Music-based therapeutic intervention probably reduces depressive symptoms and improves overall behavioural problems.
This review team from the Netherlands set out to see if they could find evidence that therapy based on music improves the emotional well-being and quality of life of people with dementia. They were also interested in evidence about effects on emotional, behavioural, social or cognitive (e.g. thinking and remembering) problems in people with dementia.
The team found 22 trials to include in the review and were able to combine results for at least some outcomes from 890 people. All of the people in the trials stayed in nursing homes or hospitals. Some trials compared music-based treatments with usual care, and some compared them with other activities, such as cooking or painting. The quality of the trials and how well they were reported varied, and this affected the confidence in the results.

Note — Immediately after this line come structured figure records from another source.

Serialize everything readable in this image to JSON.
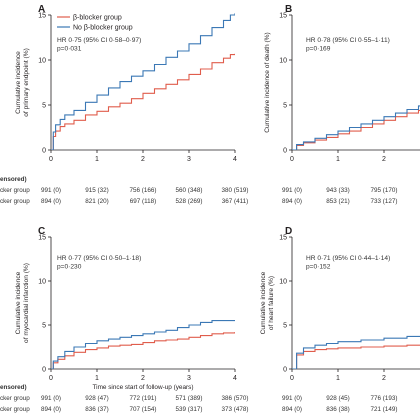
{
  "colors": {
    "bblocker": "#e05d4c",
    "no_bblocker": "#3b78b5",
    "axis": "#231f20"
  },
  "legend": {
    "bblocker_label": "β-blocker group",
    "no_bblocker_label": "No β-blocker group"
  },
  "xaxis_label": "Time since start of follow-up (years)",
  "risk_table": {
    "header_label": "ensored)",
    "row_labels": [
      "cker group",
      "cker group"
    ]
  },
  "chart_data": [
    {
      "panel": "A",
      "type": "line",
      "ylabel_lines": [
        "Cumulative incidence",
        "of primary endpoint (%)"
      ],
      "ylim": [
        0,
        15
      ],
      "yticks": [
        0,
        5,
        10,
        15
      ],
      "xlim": [
        0,
        4
      ],
      "xticks": [
        0,
        1,
        2,
        3,
        4
      ],
      "stat_lines": [
        "HR 0·75 (95% CI 0·58–0·97)",
        "p=0·031"
      ],
      "legend": "top-left",
      "series": [
        {
          "name": "β-blocker group",
          "x": [
            0,
            0.05,
            0.1,
            0.2,
            0.3,
            0.5,
            0.75,
            1.0,
            1.25,
            1.5,
            1.75,
            2.0,
            2.25,
            2.5,
            2.75,
            3.0,
            3.25,
            3.5,
            3.75,
            3.9,
            4.0
          ],
          "y": [
            0,
            1.5,
            2.1,
            2.6,
            2.9,
            3.3,
            3.9,
            4.3,
            4.8,
            5.2,
            5.7,
            6.3,
            6.8,
            7.3,
            7.8,
            8.4,
            9.0,
            9.7,
            10.2,
            10.6,
            10.7
          ]
        },
        {
          "name": "No β-blocker group",
          "x": [
            0,
            0.05,
            0.1,
            0.2,
            0.3,
            0.5,
            0.75,
            1.0,
            1.25,
            1.5,
            1.75,
            2.0,
            2.25,
            2.5,
            2.75,
            3.0,
            3.25,
            3.5,
            3.75,
            3.9,
            4.0
          ],
          "y": [
            0,
            2.0,
            2.8,
            3.4,
            3.9,
            4.4,
            5.3,
            6.1,
            6.9,
            7.6,
            8.2,
            8.8,
            9.5,
            10.3,
            11.0,
            11.8,
            12.7,
            13.6,
            14.4,
            15.0,
            15.2
          ]
        }
      ],
      "risk_rows": [
        [
          "991 (0)",
          "915 (32)",
          "756 (166)",
          "560 (348)",
          "380 (519)"
        ],
        [
          "894 (0)",
          "821 (20)",
          "697 (118)",
          "528 (269)",
          "367 (411)"
        ]
      ]
    },
    {
      "panel": "B",
      "type": "line",
      "ylabel_lines": [
        "Cumulative incidence of death (%)"
      ],
      "ylim": [
        0,
        15
      ],
      "yticks": [
        0,
        5,
        10,
        15
      ],
      "xlim": [
        0,
        4
      ],
      "xticks": [
        0,
        1,
        2,
        3,
        4
      ],
      "stat_lines": [
        "HR 0·78 (95% CI 0·55–1·11)",
        "p=0·169"
      ],
      "series": [
        {
          "name": "β-blocker group",
          "x": [
            0,
            0.1,
            0.25,
            0.5,
            0.75,
            1.0,
            1.25,
            1.5,
            1.75,
            2.0,
            2.25,
            2.5,
            2.75,
            3.0
          ],
          "y": [
            0,
            0.5,
            0.8,
            1.1,
            1.4,
            1.8,
            2.1,
            2.5,
            2.9,
            3.3,
            3.7,
            4.1,
            4.4,
            4.6
          ]
        },
        {
          "name": "No β-blocker group",
          "x": [
            0,
            0.1,
            0.25,
            0.5,
            0.75,
            1.0,
            1.25,
            1.5,
            1.75,
            2.0,
            2.25,
            2.5,
            2.75,
            3.0
          ],
          "y": [
            0,
            0.6,
            0.9,
            1.3,
            1.7,
            2.1,
            2.5,
            2.9,
            3.3,
            3.7,
            4.1,
            4.5,
            4.9,
            5.2
          ]
        }
      ],
      "risk_rows": [
        [
          "991 (0)",
          "943 (33)",
          "795 (170)",
          "5"
        ],
        [
          "894 (0)",
          "853 (21)",
          "733 (127)",
          "5"
        ]
      ]
    },
    {
      "panel": "C",
      "type": "line",
      "ylabel_lines": [
        "Cumulative incidence",
        "of myocardial infarction (%)"
      ],
      "ylim": [
        0,
        15
      ],
      "yticks": [
        0,
        5,
        10,
        15
      ],
      "xlim": [
        0,
        4
      ],
      "xticks": [
        0,
        1,
        2,
        3,
        4
      ],
      "stat_lines": [
        "HR 0·77 (95% CI 0·50–1·18)",
        "p=0·230"
      ],
      "series": [
        {
          "name": "β-blocker group",
          "x": [
            0,
            0.05,
            0.15,
            0.3,
            0.5,
            0.75,
            1.0,
            1.25,
            1.5,
            1.75,
            2.0,
            2.25,
            2.5,
            2.75,
            3.0,
            3.25,
            3.5,
            3.75,
            4.0
          ],
          "y": [
            0,
            0.7,
            1.1,
            1.5,
            1.9,
            2.2,
            2.4,
            2.6,
            2.7,
            2.8,
            3.0,
            3.2,
            3.3,
            3.4,
            3.6,
            3.8,
            4.0,
            4.1,
            4.2
          ]
        },
        {
          "name": "No β-blocker group",
          "x": [
            0,
            0.05,
            0.15,
            0.3,
            0.5,
            0.75,
            1.0,
            1.25,
            1.5,
            1.75,
            2.0,
            2.25,
            2.5,
            2.75,
            3.0,
            3.25,
            3.5,
            3.75,
            4.0
          ],
          "y": [
            0,
            0.9,
            1.4,
            2.0,
            2.5,
            2.9,
            3.2,
            3.4,
            3.6,
            3.8,
            4.0,
            4.2,
            4.4,
            4.7,
            5.0,
            5.3,
            5.5,
            5.5,
            5.5
          ]
        }
      ],
      "risk_rows": [
        [
          "991 (0)",
          "928 (47)",
          "772 (191)",
          "571 (389)",
          "386 (570)"
        ],
        [
          "894 (0)",
          "836 (37)",
          "707 (154)",
          "539 (317)",
          "373 (478)"
        ]
      ]
    },
    {
      "panel": "D",
      "type": "line",
      "ylabel_lines": [
        "Cumulative incidence",
        "of heart failure (%)"
      ],
      "ylim": [
        0,
        15
      ],
      "yticks": [
        0,
        5,
        10,
        15
      ],
      "xlim": [
        0,
        4
      ],
      "xticks": [
        0,
        1,
        2,
        3,
        4
      ],
      "stat_lines": [
        "HR 0·71 (95% CI 0·44–1·14)",
        "p=0·152"
      ],
      "series": [
        {
          "name": "β-blocker group",
          "x": [
            0,
            0.1,
            0.25,
            0.5,
            0.75,
            1.0,
            1.5,
            2.0,
            2.5,
            3.0
          ],
          "y": [
            0,
            1.6,
            2.0,
            2.2,
            2.3,
            2.4,
            2.5,
            2.6,
            2.7,
            2.8
          ]
        },
        {
          "name": "No β-blocker group",
          "x": [
            0,
            0.1,
            0.25,
            0.5,
            0.75,
            1.0,
            1.5,
            2.0,
            2.5,
            3.0
          ],
          "y": [
            0,
            1.8,
            2.4,
            2.7,
            2.9,
            3.1,
            3.3,
            3.5,
            3.7,
            4.0
          ]
        }
      ],
      "risk_rows": [
        [
          "991 (0)",
          "928 (45)",
          "776 (193)",
          "5"
        ],
        [
          "894 (0)",
          "836 (38)",
          "721 (149)",
          "5"
        ]
      ]
    }
  ]
}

Lead author Jenny van der Steen, explains, "First, we looked at outcomes immediately after a course of therapy ended. From our results, we could be moderately confident that music-based therapy improves symptoms of depression and overall behavioural problems, but not specifically agitated or aggressive behaviour. Music-based therapy may also have little or no effect on cognition, but we were less confident about this result. We were also not that confident about whether the therapy improves anxiety and emotional well-being including quality of life and we had very little confidence in possible beneficial effects on social interaction.

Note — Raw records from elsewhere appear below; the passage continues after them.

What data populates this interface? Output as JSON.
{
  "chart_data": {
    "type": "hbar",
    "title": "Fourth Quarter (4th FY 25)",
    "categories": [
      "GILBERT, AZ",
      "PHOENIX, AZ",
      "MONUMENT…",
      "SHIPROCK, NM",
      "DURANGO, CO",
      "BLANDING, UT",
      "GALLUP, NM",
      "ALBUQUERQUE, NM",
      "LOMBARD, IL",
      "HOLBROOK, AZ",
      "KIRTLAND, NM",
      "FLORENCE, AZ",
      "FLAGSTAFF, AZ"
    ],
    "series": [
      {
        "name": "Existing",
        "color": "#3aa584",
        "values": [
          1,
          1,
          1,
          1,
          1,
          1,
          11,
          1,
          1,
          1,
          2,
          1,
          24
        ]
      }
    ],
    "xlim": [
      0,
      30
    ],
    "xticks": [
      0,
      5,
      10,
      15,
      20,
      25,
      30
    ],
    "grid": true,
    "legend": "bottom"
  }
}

Jenny continues, “Some studies also looked to see whether there were any lasting effects four weeks or more after treatment ended. However, there was little data and we were uncertain or very uncertain about the results. Further trials are likely to have a significant impact on what we know about the effects of music-based treatments for people with dementia, so continuing research is important. We need high-quality research with blinded outcome assessment to not overestimate effects.”

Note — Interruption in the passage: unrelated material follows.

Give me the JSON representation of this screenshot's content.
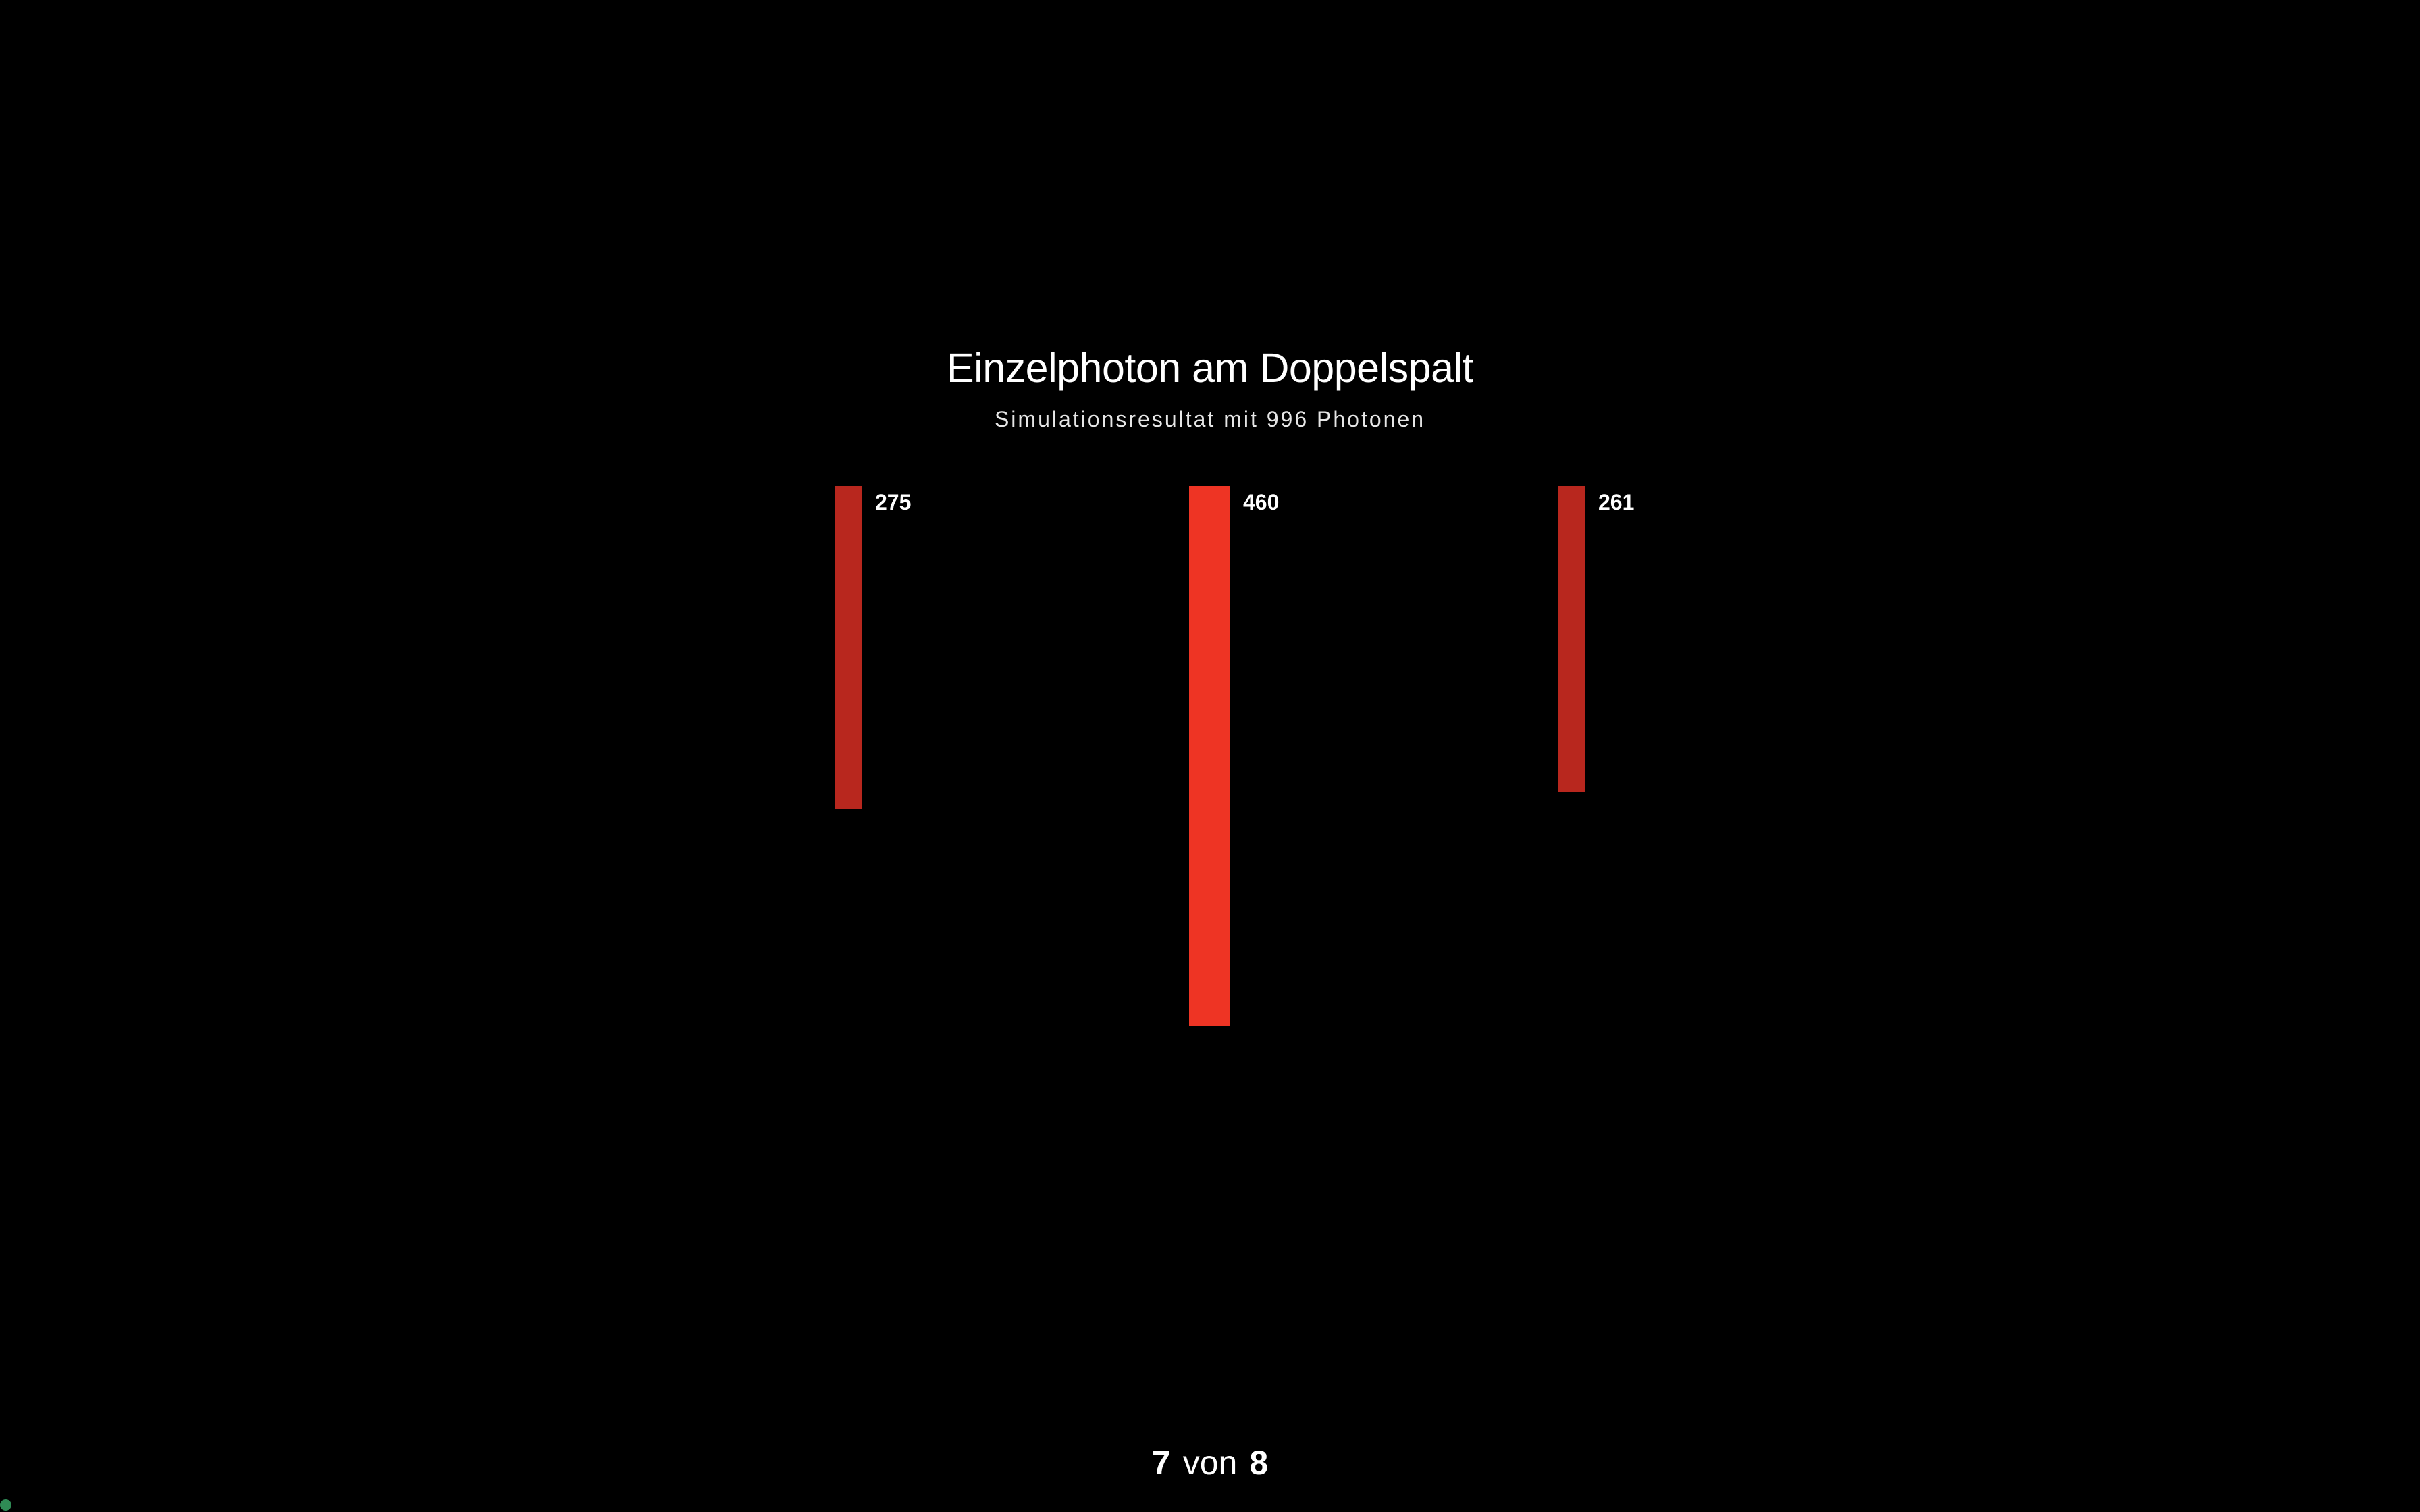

Providing people with dementia who are in institutional care with at least five sessions of a music-based therapeutic intervention probably reduces depressive symptoms and improves overall behavioural problems at the end of treatment. It may also improve emotional well-being and quality of life and reduce anxiety, but may have little or no effect on agitation or aggression or on cognition. We are uncertain about effects on social behaviour and about long-term effects. Future studies should examine the duration of effects in relation to the overall duration of treatment and the number of sessions.